Psychologists in nonmonogamous relationships conduct research on the emotional states of people in nonmonogamous relationships. And ethnographers visit the inner cities where they grew up to create intricate analyses of ghetto graffiti and neighborhood basketball teams.
Is there something wrong with studying ourselves? Some would say that it's not good science because self-analysis is never objective. In fact, classic mad scientists, from the fictional Dr. Frankenstein to real doctors throughout the 20th century who jammed electrodes into the brains of asylum inmates, are dubbed crazy for turning the people around them into lab rats. The madness of these scientists is linked to their propensity for converting their communities into elaborate research projects.
Those Belgian neurologists, although they could hardly be accused of harming anybody, were therefore close to "mad" on a scale of mad to scientist. They took some people engaged in ordinary activities—let's face it, sleep-deprived video-game playing isn't that unusual—and made them into a bunch of test subjects.
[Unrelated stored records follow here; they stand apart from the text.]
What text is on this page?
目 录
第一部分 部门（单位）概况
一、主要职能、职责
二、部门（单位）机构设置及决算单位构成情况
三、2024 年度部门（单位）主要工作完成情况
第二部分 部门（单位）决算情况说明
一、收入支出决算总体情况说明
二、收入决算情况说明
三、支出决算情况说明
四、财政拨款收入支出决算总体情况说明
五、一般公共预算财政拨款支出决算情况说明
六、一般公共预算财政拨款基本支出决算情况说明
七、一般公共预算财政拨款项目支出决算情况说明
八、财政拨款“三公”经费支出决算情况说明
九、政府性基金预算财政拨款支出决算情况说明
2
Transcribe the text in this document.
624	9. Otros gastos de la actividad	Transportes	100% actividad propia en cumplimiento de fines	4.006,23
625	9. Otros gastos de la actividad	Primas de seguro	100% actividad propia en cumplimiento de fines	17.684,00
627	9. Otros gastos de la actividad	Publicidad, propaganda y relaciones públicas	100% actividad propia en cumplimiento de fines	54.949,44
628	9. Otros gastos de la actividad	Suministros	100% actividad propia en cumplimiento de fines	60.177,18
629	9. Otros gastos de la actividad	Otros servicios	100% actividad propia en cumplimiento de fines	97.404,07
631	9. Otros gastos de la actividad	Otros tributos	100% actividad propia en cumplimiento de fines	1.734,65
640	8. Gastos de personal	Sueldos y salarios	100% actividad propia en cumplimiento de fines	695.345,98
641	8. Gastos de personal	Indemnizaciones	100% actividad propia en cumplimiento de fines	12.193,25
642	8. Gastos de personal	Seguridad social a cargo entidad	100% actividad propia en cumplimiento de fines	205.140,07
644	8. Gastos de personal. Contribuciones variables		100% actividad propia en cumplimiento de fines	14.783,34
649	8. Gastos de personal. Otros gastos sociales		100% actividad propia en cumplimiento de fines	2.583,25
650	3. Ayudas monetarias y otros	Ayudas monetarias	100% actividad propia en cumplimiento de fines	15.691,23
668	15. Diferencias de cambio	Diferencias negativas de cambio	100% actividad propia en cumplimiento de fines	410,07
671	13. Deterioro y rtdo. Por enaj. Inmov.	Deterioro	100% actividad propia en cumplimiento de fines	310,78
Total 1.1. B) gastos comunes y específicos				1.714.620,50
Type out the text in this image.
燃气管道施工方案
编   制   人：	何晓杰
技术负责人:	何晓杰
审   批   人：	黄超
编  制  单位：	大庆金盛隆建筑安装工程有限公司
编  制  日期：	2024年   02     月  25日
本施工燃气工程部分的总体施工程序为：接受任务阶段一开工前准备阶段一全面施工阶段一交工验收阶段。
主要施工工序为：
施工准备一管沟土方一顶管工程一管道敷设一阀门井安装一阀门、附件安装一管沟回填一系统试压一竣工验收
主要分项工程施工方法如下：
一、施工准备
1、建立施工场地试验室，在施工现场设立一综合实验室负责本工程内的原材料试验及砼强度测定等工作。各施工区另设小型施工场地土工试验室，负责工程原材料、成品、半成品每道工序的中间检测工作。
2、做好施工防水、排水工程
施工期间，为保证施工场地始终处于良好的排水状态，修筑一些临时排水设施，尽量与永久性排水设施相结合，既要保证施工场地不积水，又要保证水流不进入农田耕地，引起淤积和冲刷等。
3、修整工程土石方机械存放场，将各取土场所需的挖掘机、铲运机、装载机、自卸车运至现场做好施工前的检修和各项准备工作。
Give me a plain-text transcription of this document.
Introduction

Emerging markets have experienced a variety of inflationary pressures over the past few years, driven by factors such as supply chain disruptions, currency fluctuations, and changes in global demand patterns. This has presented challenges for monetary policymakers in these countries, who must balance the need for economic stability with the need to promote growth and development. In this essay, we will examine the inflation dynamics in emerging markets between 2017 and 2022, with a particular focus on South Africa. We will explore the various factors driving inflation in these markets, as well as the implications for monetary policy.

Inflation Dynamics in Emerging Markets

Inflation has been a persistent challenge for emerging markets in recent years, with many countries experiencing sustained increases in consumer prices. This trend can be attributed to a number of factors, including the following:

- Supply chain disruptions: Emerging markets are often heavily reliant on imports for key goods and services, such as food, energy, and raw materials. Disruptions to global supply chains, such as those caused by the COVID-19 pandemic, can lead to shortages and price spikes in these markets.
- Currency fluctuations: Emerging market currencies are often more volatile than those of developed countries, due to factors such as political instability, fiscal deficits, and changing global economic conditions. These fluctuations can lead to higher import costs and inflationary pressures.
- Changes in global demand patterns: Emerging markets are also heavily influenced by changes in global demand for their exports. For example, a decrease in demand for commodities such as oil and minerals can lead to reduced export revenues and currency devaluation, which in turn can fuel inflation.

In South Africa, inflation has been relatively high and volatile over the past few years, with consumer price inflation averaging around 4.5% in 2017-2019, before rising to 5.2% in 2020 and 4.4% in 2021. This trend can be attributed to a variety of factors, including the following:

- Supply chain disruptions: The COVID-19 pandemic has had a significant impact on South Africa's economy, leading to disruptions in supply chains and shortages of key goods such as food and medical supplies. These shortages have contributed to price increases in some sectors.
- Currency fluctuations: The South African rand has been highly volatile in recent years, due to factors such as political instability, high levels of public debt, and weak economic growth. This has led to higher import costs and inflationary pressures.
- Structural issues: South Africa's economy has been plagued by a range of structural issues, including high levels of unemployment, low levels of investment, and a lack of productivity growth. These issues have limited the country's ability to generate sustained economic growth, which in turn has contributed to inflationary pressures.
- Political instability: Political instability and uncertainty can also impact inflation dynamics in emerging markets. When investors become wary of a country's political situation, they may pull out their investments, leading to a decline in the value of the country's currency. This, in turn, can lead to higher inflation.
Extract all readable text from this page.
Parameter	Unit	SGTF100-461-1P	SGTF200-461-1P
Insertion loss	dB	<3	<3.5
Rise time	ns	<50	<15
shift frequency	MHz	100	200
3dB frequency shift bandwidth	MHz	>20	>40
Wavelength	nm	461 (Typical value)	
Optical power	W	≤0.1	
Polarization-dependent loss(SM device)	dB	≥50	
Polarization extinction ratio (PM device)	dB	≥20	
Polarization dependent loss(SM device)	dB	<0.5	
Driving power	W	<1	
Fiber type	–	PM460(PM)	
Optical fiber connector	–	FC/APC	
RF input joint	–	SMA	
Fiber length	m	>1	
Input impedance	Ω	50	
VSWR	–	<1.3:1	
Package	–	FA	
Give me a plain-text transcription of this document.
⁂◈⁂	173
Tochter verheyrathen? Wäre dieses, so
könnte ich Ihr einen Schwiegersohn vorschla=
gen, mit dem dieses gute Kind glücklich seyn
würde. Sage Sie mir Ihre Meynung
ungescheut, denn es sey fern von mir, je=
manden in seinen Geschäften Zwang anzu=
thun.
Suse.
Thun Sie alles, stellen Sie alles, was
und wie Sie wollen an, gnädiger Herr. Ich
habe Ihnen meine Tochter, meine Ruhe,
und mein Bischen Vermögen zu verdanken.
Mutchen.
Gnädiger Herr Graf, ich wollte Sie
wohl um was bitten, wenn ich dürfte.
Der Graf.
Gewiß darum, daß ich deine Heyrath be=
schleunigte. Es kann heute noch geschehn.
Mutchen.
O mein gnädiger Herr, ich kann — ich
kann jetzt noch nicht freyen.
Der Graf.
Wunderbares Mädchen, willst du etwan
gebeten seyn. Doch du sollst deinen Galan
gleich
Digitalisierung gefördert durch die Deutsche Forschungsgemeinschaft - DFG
There is something deeply weird about that. It's also exactly the sort of experimentation that scientific inquiry should inspire. Sometimes the results may be silly, and they were downright scary in an era before review boards regulated tests on human subjects. But today, such experiments encourage us to question what we take for granted in our daily lives.
After all, it's the urge to understand everyday events that drives other MRI nerds to study how the brain processes vision, and geneticists to investigate which genes regulate aging.
I'm glad I live in a world where everything can be turned into an impromptu scientific paper. I'd rather be a research subject than an undiscovered condition.